Pac-12 Morning Five: 12.05.11 EditionPosted by AMurawa on December 5th, 2011
- It was another busy weekend for Pac-12 basketball teams, and replicating previous weeks, it was another weekend piled high with losses and roster turnover. To kick things off with relatively happy news, USC had expected sophomore forward Dewayne Dedmon to miss four to six weeks with a stress fracture. As it turned out, it was closer to four to six days that Dedmon missed, as he returned to action Saturday when the Trojans traveled to Minnesota, losing 55-40. Dedmon showed up to the game with a boot on his right foot, but played anyway, and although he didn’t contribute much worthwhile, for a roster that needs all the warm bodies it can get, his return is welcome.
- Okay, enough with the marginally good news; on to the carnage. In Arizona, we can officially close the books on Sidiki Johnson’s run as a Wildcat. Career totals: seven minutes, one point, two rebounds. In news that surprises no one, the university announced Sunday that Johnson has left the program and will transfer out. Meanwhile, up in Berkeley on Saturday, California announced the indefinite suspension of sophomore forward Richard Solomon for behavior “contrary to university and athletic department values.” He didn’t travel with the Golden Bears to San Diego on Sunday, as Cal dropped a one-point game to San Diego State.
- We knew well before the season started that this year’s Utah squad would be bad. On Saturday, a 30-point loss to Fresno State dropped the Utes to 1-6, the worst start in the history of the basketball program. The team’s lone win was a 58-55 squeaker over San Diego Christian, a NAIA team that isn’t even much good at that level. Fresno State had previously lost to teams like Texas-San Antonio, Manhattan and North Dakota State, meaning the Utes didn’t even get blown out by a good team. We’ll continue to keep an eye on this squad and root for them to get a win here and there, but it is an awful shame that for the school’s first year in a major conference, they have to be cursed with the worst team in the history of the school.
- Okay, enough negatives. There were some positives around the conference this weekend (and yes, this means I won’t even mention Washington’s overtime loss to Nevada or UCLA folding like a tent against Texas). To begin with, Arizona State played its first true road game of the season on Saturday, and came away with a 67-64 win against a Tulsa squad in the middle of an absolutely brutal stretch in their schedule. Still, give credit to the Sun Devils who saw sophomore Keala King notch 18 points, four assists and three steals (nevermind the six turnovers) to lead the team, while junior center Ruslan Pateev scored as many points Saturday as he had in the previous six games combined. ASU was helped by the Golden Hurricane missing six of their nine free throw attempts in the last four minutes, but still, a win is a win. And, just to get ASU fans’ hopes up, the university expects to hear about Jahii Carson’s eligibility on Monday.
- There were a couple more big wins this weekend, the first one a literal big win, as Washington State crushed Eastern Washington by 26 points behind 20 points and 13 rebounds from senior center Charlie Enquist.

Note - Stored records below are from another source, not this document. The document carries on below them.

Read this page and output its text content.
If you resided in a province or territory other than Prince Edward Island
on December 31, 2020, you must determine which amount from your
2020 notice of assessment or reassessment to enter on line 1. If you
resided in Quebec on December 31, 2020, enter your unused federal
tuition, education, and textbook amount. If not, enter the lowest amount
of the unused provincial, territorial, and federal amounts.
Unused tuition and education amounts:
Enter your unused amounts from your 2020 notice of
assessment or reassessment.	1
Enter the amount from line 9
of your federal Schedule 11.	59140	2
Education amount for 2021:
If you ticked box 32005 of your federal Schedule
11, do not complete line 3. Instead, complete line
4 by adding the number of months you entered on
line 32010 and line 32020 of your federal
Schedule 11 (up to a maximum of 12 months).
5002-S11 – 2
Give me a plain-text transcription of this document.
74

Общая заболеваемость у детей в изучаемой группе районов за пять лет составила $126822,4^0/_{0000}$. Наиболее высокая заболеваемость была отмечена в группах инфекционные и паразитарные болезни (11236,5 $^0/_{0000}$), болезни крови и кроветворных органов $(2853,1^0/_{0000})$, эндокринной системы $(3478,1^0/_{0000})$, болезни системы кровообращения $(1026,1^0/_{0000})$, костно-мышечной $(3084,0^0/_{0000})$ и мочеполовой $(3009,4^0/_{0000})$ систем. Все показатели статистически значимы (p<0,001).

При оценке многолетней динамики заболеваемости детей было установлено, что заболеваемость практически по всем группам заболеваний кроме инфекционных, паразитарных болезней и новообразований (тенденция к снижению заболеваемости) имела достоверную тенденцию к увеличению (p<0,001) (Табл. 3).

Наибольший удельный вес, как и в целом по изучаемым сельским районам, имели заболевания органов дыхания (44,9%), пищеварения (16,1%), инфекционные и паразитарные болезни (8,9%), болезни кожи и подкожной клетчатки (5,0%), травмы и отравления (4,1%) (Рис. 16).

WSU has won its last two games by a total of 58 points, holding its two opponents to an effective field goal percentage below 30%. Enquist, who had scored a total of 50 points and grabbed 41 rebounds in his 54 total games prior to this season, had career highs in virtually every category on the stat sheet. A more impressive win for the conference came Sunday afternoon, when Stanford rallied from a 12-point second half deficit to defeat North Carolina State. Josh Owens led the way for the Cardinal (now 8-1 and knocking on the door of the Top 25) with 19 points and seven rebounds, while freshman guard Chasson Randle continued his strong run, scoring 16 points, grabbing six rebounds and playing some smothering defense during the Cardinal’s second half run. Stanford now takes nearly two weeks off as their student-athletes deal with finals.